Article by Christian A., on January 3, 2017

If you live somewhere in Missouri and you’re looking forward to buy a new Tesla Model S, chances are you might not be able to purchase one within the state soon.

No, Tesla is not shutting down and is very much operational in the United States. The California-based carmaker still has the full ability to manufacture, as well as market and sell its electric vehicles. However, it couldn’t sell its vehicles in any place within Missouri, simply because the state and the court have said so.

Actually, Tesla had a license to sell new vehicles in the state. However, such license has to be renewed yearly, and the latest one was only good until 2016. An application to renew the license for 2017 had been rejected, thus leaving Tesla no legal permit to sell new vehicles in Missouri. So simply and generally, Tesla is not anymore allowed to sell its new vehicles in the state.

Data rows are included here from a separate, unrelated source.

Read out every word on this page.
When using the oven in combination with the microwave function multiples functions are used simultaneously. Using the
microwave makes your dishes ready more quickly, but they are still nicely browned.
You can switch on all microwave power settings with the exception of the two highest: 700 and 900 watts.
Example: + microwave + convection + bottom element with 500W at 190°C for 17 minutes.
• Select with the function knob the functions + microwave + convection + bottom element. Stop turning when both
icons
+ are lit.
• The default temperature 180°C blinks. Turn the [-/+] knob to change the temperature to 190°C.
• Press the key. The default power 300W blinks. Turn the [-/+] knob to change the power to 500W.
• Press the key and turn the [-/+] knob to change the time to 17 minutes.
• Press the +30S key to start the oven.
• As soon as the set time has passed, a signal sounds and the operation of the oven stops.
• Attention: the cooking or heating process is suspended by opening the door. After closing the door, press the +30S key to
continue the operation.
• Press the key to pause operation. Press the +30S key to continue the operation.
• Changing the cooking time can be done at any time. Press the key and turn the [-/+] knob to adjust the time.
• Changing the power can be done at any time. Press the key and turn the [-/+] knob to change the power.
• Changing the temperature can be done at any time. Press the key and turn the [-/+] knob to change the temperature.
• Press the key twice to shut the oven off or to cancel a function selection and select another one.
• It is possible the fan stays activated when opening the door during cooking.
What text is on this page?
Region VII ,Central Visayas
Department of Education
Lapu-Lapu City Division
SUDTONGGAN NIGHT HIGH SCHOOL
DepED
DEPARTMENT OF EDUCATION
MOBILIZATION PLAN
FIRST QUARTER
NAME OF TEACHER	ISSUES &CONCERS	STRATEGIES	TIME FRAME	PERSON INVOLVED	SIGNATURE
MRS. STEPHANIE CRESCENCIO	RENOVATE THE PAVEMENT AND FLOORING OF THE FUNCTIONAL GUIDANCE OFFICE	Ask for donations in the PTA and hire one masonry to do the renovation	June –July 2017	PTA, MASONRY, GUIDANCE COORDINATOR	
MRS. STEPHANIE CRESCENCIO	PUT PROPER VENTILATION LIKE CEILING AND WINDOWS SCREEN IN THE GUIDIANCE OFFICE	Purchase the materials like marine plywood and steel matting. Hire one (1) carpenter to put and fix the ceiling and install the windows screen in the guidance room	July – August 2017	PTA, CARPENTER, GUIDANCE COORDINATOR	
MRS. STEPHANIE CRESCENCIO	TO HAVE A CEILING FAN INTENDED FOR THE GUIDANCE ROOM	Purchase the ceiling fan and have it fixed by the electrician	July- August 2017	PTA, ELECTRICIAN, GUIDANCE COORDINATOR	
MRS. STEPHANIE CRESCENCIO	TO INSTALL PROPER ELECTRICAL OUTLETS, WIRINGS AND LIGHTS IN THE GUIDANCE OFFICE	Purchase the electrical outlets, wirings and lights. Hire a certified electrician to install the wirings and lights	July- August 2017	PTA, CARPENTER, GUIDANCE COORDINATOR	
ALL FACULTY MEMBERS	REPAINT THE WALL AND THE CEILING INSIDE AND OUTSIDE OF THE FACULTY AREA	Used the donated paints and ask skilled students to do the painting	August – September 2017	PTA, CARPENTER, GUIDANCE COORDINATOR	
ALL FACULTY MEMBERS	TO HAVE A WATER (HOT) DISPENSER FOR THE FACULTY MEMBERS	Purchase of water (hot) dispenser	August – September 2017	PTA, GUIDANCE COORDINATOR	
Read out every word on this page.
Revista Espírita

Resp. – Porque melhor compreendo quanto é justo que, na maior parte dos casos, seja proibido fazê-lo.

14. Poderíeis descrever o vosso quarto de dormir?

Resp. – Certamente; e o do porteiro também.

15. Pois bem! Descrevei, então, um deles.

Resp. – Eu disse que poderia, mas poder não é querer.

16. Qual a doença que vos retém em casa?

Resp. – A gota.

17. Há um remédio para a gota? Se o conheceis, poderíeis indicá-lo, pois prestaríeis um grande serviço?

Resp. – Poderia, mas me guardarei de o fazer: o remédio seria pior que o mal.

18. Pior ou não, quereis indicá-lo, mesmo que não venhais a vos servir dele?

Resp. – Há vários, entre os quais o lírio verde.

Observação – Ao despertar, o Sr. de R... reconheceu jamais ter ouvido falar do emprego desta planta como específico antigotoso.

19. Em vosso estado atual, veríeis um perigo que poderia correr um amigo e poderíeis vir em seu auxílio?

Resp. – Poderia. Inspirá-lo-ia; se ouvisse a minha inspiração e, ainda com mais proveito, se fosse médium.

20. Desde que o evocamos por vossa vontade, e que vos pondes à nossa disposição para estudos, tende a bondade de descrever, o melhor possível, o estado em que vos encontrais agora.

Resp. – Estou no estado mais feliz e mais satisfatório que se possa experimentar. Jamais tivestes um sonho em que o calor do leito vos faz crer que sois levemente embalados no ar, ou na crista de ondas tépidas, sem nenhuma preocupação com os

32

Now, let’s get into the details. There was actually a large obstacle in Tesla’s bid to sell in Missouri – dealerships. In particular, the Missouri Auto Dealers Association (MADA) doesn’t want Tesla to directly sell its own electric vehicles. Instead, MADA wants Tesla to sell its EVs through its members. Apparently, MADA wants the extra income from selling Tesla vehicles. However, Tesla doesn’t think dealerships are qualified enough to sell its offerings.

For the California-based company, dealers are generally not able to promote its EVs simply because of lack of desire and knowledge. In addition, Tesla doesn’t believe in generating income through services and maintenance, while such operations are the bread and butter of dealerships in general. Thus, Tesla doesn’t think dealerships fit its marketing program. Moreover, Tesla believes in a more direct relationship between the carmaker and its customers

Tesla’s apparent refusal to hand over sales to dealerships has been indicated by its efforts to establish its own sales centers in each state. In Missouri, Tesla has its special stores and the Missouri Department of Revenue first approved the carmaker’s motor vehicle dealer licenses in 2015. This caught the attention of MADA, who in turn filed a case against Missouri Department of Revenue. In August 2016, Cole County Circuit Court Judge Daniel Green ruled that Tesla is not a franchise and thus its licenses should not be renewed by the Missouri Department of Revenue. Tesla filed a request for a temporary halt of judgment, but was denied by the judge. Thus, Tesla’s hope to get a new license for 2017 while the appeal is still pending has been dashed.

Despite this debacle, Tesla is not giving up. It is taking its case before the Court of Appeals to “prevent an immediate and unnecessary loss of jobs, tax revenue, consumer convenience, and consumer choice.” It would be an uphill battle for Tesla, but a further loss may weaken its position in other states where dealerships are also opposing its direct sales approach.